Thursday, January 28, 2010

The Ostrich Syndrom

In 1960, the city of Chicago built McCormick Place. This facility was the first convention building built specifically to hold very large national conventions. McCormick Place put Chicago, as a convention center, on the map, where it stayed as one of the top convention destinations for the last fifty years. Now clouds gather on the horizon. Several large conventions have cancelled their Chicago venue and switched to other cities, like Las Vegas or Orlando. They site Chicago’s high cost and complex labor work rules. (See “Video #9: Overcapacity and How it Develops” on StrategyStreet.com.)

The economy has jarred the convention business in 2009. Nationally, the business was down 3%. Chicago is off by a great deal more. Its revenues have fallen 18%, while attendance at its conventions has fallen 23%. Chicago is hemorrhaging market share.

In other hostile industries, we have often found that a company gets ample warning of its deteriorating costs and price position. We see that again with McCormick Place (see “Video #3: Predicting the Direction of Margins” on StrategyStreet.com). For several years now exhibitors have been complaining about high costs and tough union work rules in Chicago. Chicago ignored them.

Now the rout is on. One big show cancelled its Chicago convention and moved to Orlando. This show annually brought 75,000 people to Chicago for its convention. This convention argues that it will save $20 million in its move to Orlando. How soon do you suppose they will reconsider Chicago?

Labor leaders in Chicago don’t see the problem as resting with them.

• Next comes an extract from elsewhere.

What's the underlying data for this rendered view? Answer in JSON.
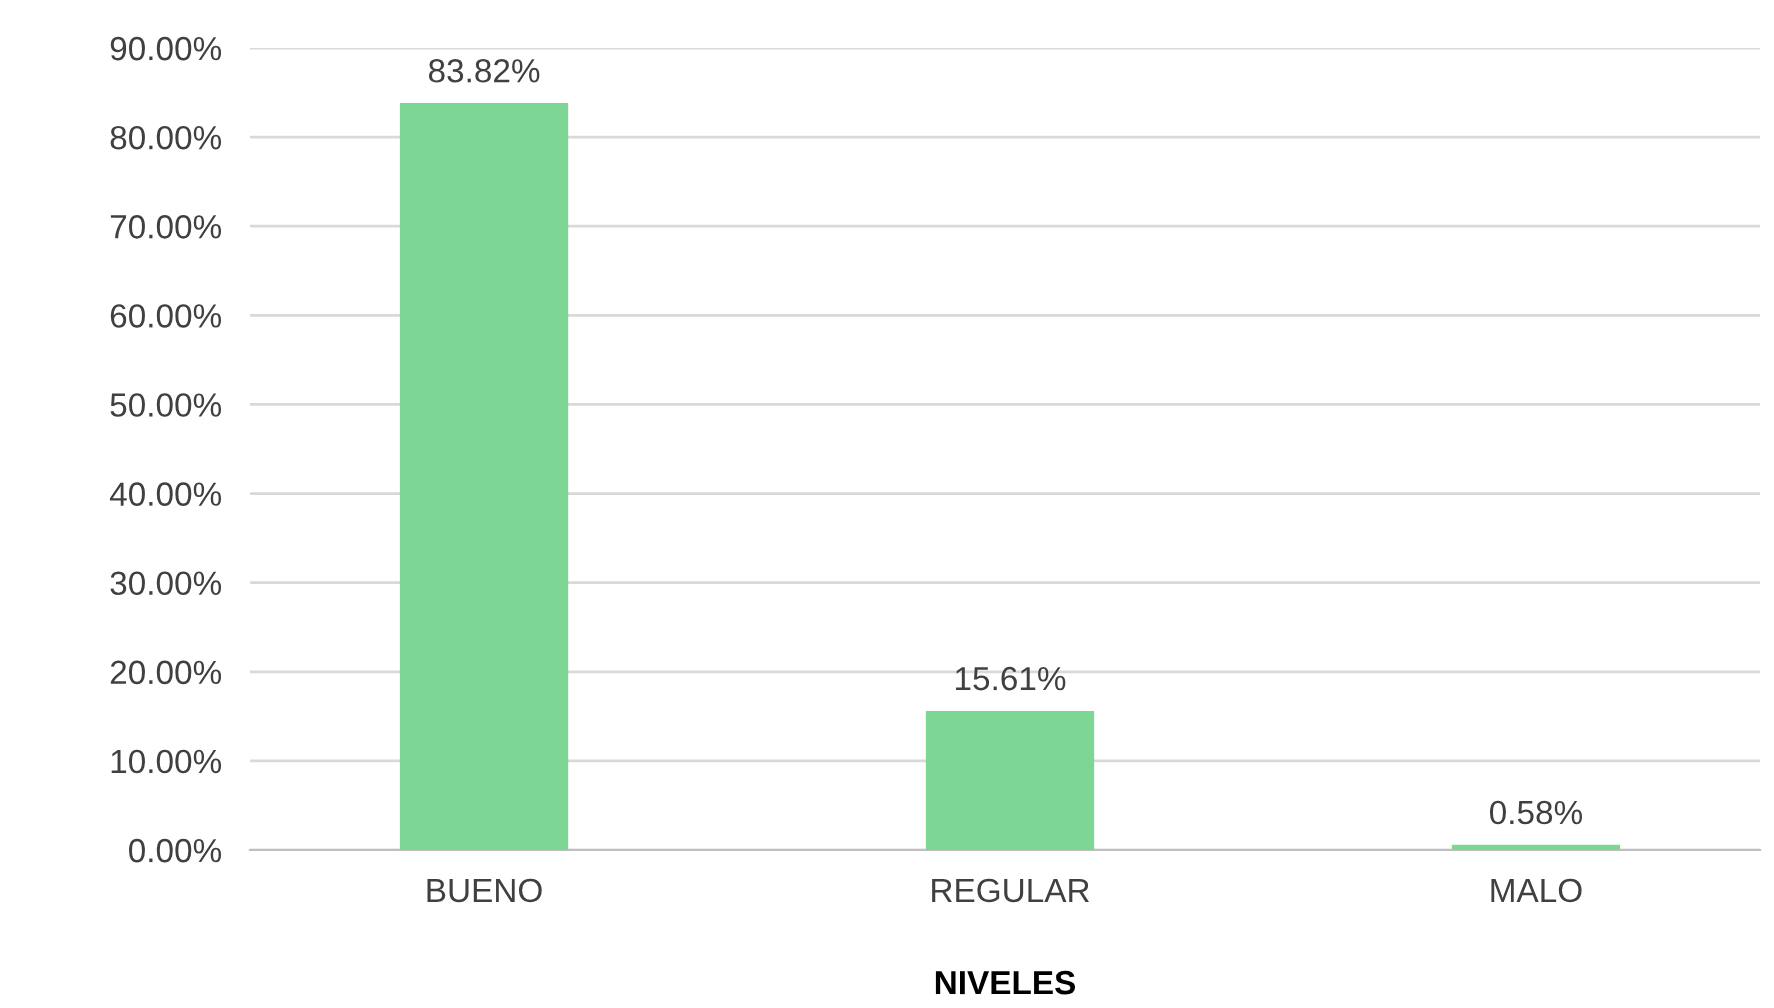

They argue that they have lowered their hourly rates and offered greater work rule flexibility three times in the last fifteen years. But customers see it differently. (See “Video #26: Example of the Customer Buying Hierarchy at Work” on StrategyStreet.com.) You can’t argue with customers who are able to compare apples to apples. Costs are simply too high. The primary reason seems to be work rules. Those will either change or Chicago and McCormick Place will continue to lose market share.

The convention industry is one where high costs and high prices translate relatively quickly into a loss of market share. Other industries take more time. It took the domestic automobile industry nearly twenty years to lose half of its market share to less expensive foreign competitors, including foreign competitors with domestic manufacturing facilities. Neither management nor labor can force customers to subsidize costs that are higher than those of competitors. Many domestic industries have learned this lesson. How has it escaped the labor leaders at McCormick Place?